Очень важно было не допустить сведений о подготовленном восстании на страницы газет. Аресты, понятное дело, не скроешь. «Русское слово» уже напечатало телеграмму своего корреспондента из Гельсингфорса о том, что на боевых кораблях взяты под стражу матросы. Бесспорно, будут и другие сообщения. Пойдут разные догадки, но надо сделать так, чтобы в них никоим образом не фигурировало слово «восстание». В наэлектризованной политической атмосфере, когда все вокруг так напряжено после ленских событий, когда малейшие трения с рабочими высекают искры недовольства, когда того и гляди может вспыхнуть большой пожар, само слово «восстание» обладает опасной силой.
Но это была лишь одна сторона дела. Вторую же он видел в том, что опубликование точных сведений в газетах сразу бросит тень на деятельность людей, денно и нощно призванных заботиться о безопасности существующего строя. Признать тот факт, что восстание, в сущности, уже было подготовлено, — это значило признать и то, что долгое время работа революционных организаций была вне поля зрения охранного отделения, что оно практически оказалось слепым и только в последний миг благодаря случайности узнало о готовом разразиться бунте. Разумеется, прежде всего будет спрошено с работников Финляндского управления, потом с фон Коттена. Но и на него, Белецкого, ляжет тень недоверия. А к чему ему эта тень, когда и без того второй год его оставляют исполняющим дела и не утверждают директором департамента?

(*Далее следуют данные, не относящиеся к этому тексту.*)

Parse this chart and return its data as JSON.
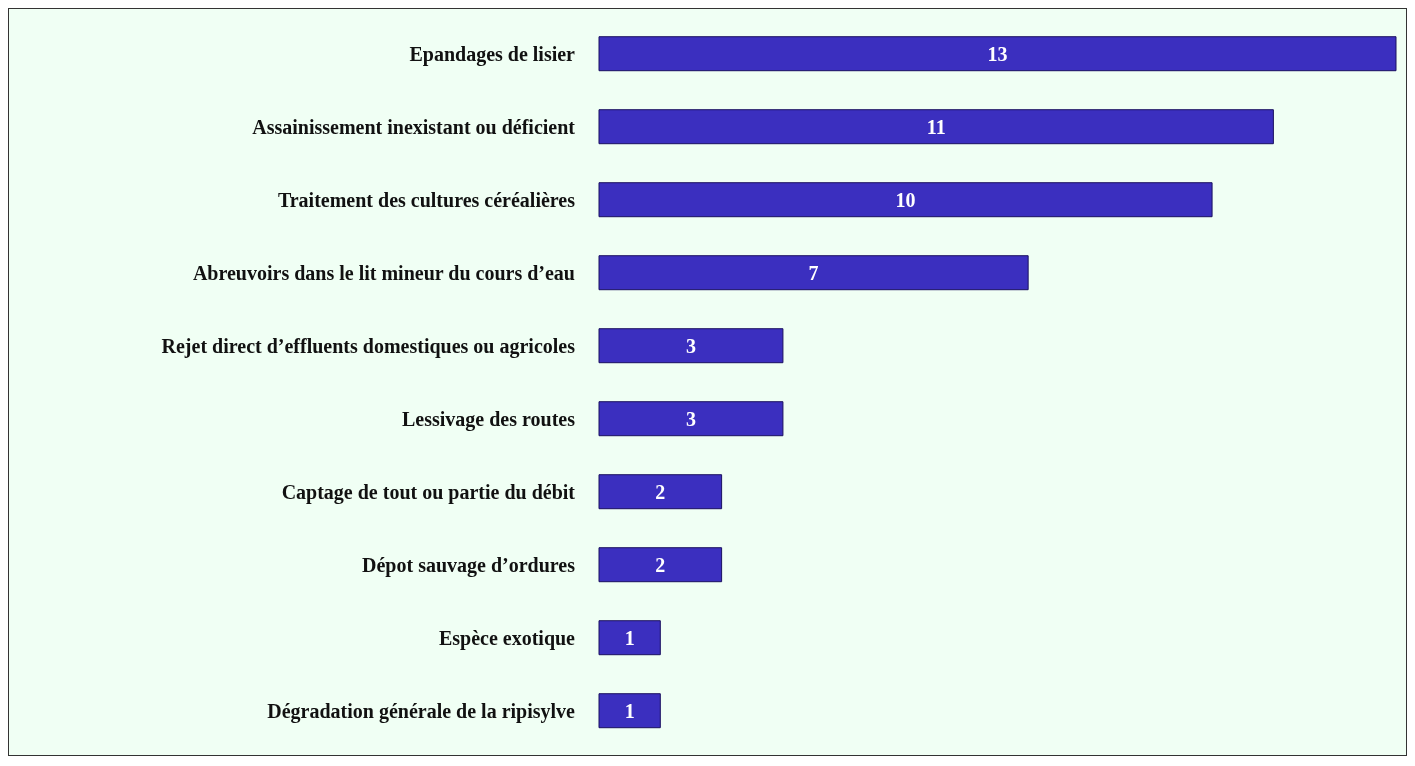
{
  "chart_data": {
    "type": "bar",
    "orientation": "horizontal",
    "categories": [
      "Epandages de lisier",
      "Assainissement inexistant ou déficient",
      "Traitement des cultures céréalières",
      "Abreuvoirs dans le lit mineur du cours d’eau",
      "Rejet direct d’effluents domestiques ou agricoles",
      "Lessivage des routes",
      "Captage de tout ou partie du débit",
      "Dépot sauvage d’ordures",
      "Espèce exotique",
      "Dégradation générale de la ripisylve"
    ],
    "values": [
      13,
      11,
      10,
      7,
      3,
      3,
      2,
      2,
      1,
      1
    ],
    "color": "#3b2fbf",
    "data_labels": true,
    "grid": false,
    "legend": false
  }
}
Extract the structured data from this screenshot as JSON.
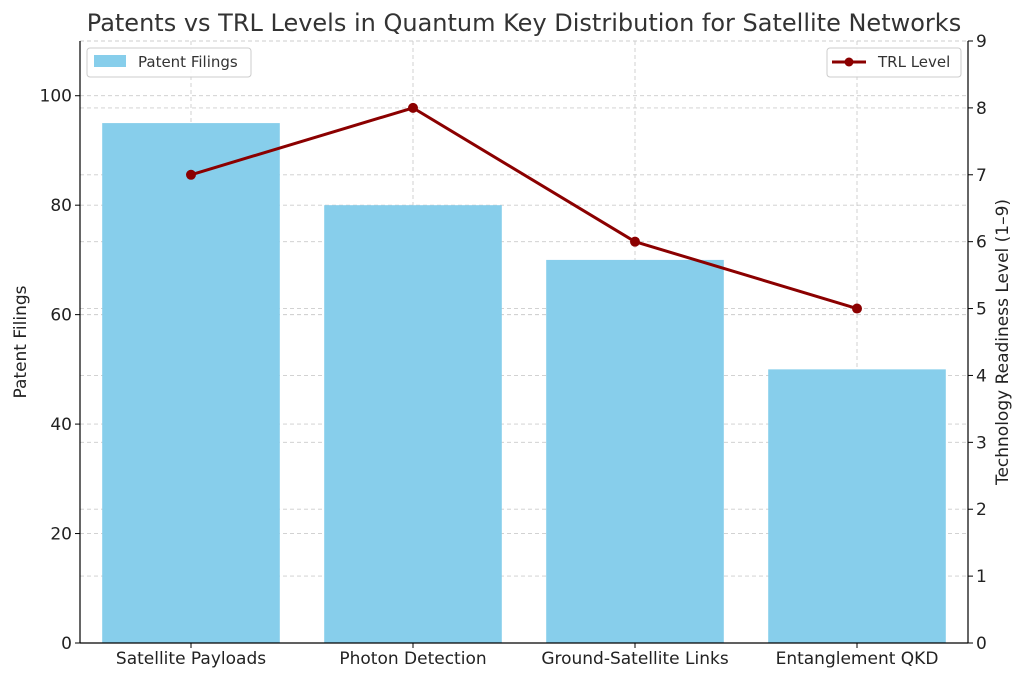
{
  "chart_data": {
    "type": "bar",
    "title": "Patents vs TRL Levels in Quantum Key Distribution for Satellite Networks",
    "categories": [
      "Satellite Payloads",
      "Photon Detection",
      "Ground-Satellite Links",
      "Entanglement QKD"
    ],
    "series": [
      {
        "name": "Patent Filings",
        "type": "bar",
        "axis": "left",
        "color": "#87CEEB",
        "values": [
          95,
          80,
          70,
          50
        ]
      },
      {
        "name": "TRL Level",
        "type": "line",
        "axis": "right",
        "color": "#8B0000",
        "values": [
          7,
          8,
          6,
          5
        ]
      }
    ],
    "ylabel": "Patent Filings",
    "y2label": "Technology Readiness Level (1–9)",
    "ylim": [
      0,
      110
    ],
    "yticks": [
      0,
      20,
      40,
      60,
      80,
      100
    ],
    "y2lim": [
      0,
      9
    ],
    "y2ticks": [
      0,
      1,
      2,
      3,
      4,
      5,
      6,
      7,
      8,
      9
    ],
    "grid": true,
    "legend_bar_position": "top-left",
    "legend_line_position": "top-right"
  }
}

А тут еще морское начальство. Он же видел, с каким скрипом оно согласилось на аресты. Только довод о том, что завтра уже будет поздно, заставил Григоровича решиться. Но теперь, когда дело сделано, а арестованные матросы упрятаны в Петропавловскую крепость, придется делать вид, что никакого восстания вроде бы и не готовилось.
А может быть, удастся убедить Григоровича в том, что восстание действительно готово было разразиться, но не в интересах морского министра обнародовать такой факт. В общем-то Григорович и сам должен это понимать и помалкивать. В сегодняшней газете появилось сообщение о том, что на запрос корреспондента заместитель начальника Главного морского штаба адмирал Зилотти ответил, что ни о каких арестах ему не известно. Белецкий понимал, отчего адмирал дал уклончивый ответ — он попросту не знал, как ему объяснить все это. Нелегко и морскому министру — вот-вот его начнут атаковывать газетчики и думские депутаты. Недаром утром Белецкому доложили о том, что адъютант Григоровича просит аудиенции. Он приказал ответить, что сможет принять адъютанта не ранее полудня, выгадывая время для выработки версий и собственной линии поведения.